Suppose we live in an abelian category, and we have the following diagram with exact rows.
The main point of the snake lemma (the part that I read on this day) is constructing a canonical $\delta$ map from $\ker\del_M^1$ to $\coker\del_N^0.$ For this, we black-box Mitchell's embedding theorem and put this category into a category of $R$-modules and begin the diagram chase.

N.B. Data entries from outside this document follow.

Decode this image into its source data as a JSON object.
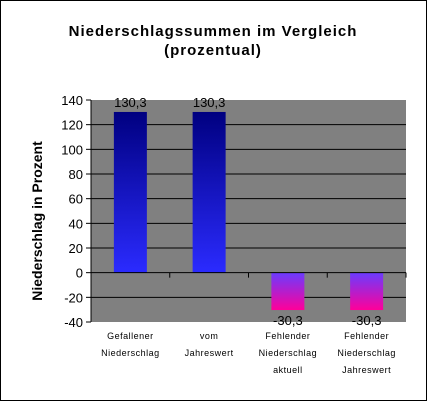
{
  "chart_data": {
    "type": "bar",
    "title": [
      "Niederschlagssummen im Vergleich",
      "(prozentual)"
    ],
    "ylabel": "Niederschlag in Prozent",
    "xlabel": "",
    "ylim": [
      -40,
      140
    ],
    "yticks": [
      140,
      120,
      100,
      80,
      60,
      40,
      20,
      0,
      -20,
      -40
    ],
    "grid": true,
    "plot_background": "#808080",
    "categories": [
      [
        "Gefallener",
        "Niederschlag"
      ],
      [
        "vom",
        "Jahreswert"
      ],
      [
        "Fehlender",
        "Niederschlag",
        "aktuell"
      ],
      [
        "Fehlender",
        "Niederschlag",
        "Jahreswert"
      ]
    ],
    "values": [
      130.3,
      130.3,
      -30.3,
      -30.3
    ],
    "data_labels": [
      "130,3",
      "130,3",
      "-30,3",
      "-30,3"
    ],
    "colors": {
      "positive_top": "#000080",
      "positive_bottom": "#2b2bff",
      "negative_top": "#6a3cff",
      "negative_bottom": "#ff0099"
    }
  }
}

The idea, now, is to pick up an element $m_2\in\ker\varphi_2$ and push it backwards along the diagram to reach $N_0.$ Note we cannot go left twice consecutively in a meaningful way because $\del_\bullet^1\circ\del_\bullet^0=0,$ so we travel $M_2\leftarrow M_1\to N_1\leftarrow N_0.$
Indeed, $\del_M^1$ is surjective, so we are promised an $m_1\in M_1$ such that $\del_M^1(m_1)=m_2.$ This choice is not canonical, but we do have the isomorphism\[\frac{M_1}{\ker\del_M^1}\cong\del_M^1(M_1)=M_2,\]so the choice of $m_1$ is unique up to the (now canonical) coset $m_1+\ker\del_M^1.$ By exactness, we are granted the canonical coset $m_1+\op{im}\del_M^0.$
Continuing, we go through $\varphi_1.$ Note that $\varphi_2(m_2)=0$ means $(\del_N^1\circ\varphi_1)(m_1)=(\varphi_2\circ\del_M^1)(m_1)=0,$ so $\varphi_1(m_1)\in\ker\del_N^1.$ By exactness, we also know $\varphi_1(m_1)\in\op{im}\del_N^0,$ so indeed, we are promised $n_0$ such that $\del_N^0(n_0)=\varphi_1(m_1).$ Note this $n_0$ is unique by the injectivity of $\del_N^0.$
The hope is that, with $m_1$ unique up to choice of coset $m_1+\op{im}\del_M^0,$ we have $n_0$ unique up to $n_0+\op{im}\varphi_0.$ So suppose $m_1'\in m_1+\op{im}\del_M^0$ and pick up $n_0'=(\del_N)^{-1}(\varphi_1(m_1')).$ The point is that\[\del_N^0(n_0-n_0')=\varphi_1(m_1-m_1')\in\op{im}\varphi_1\circ\del_M^0=\op{im}\del_N^0\circ\varphi_0.\]By injectivity, we conclude $n_0-n_0'\in\op{im}\varphi_0$ are indeed unique up to coset of $\op{im}\varphi_0.$ This completes the construction of $\delta.$ To review, our map is\[\left(\del_N^0\right)^{-1}\circ\varphi_1\circ\left(\del_M^1\right)^{-1},\]where we showed the answer is well-defined up to choice of coset $\op{im}\varphi_0$ at the very end.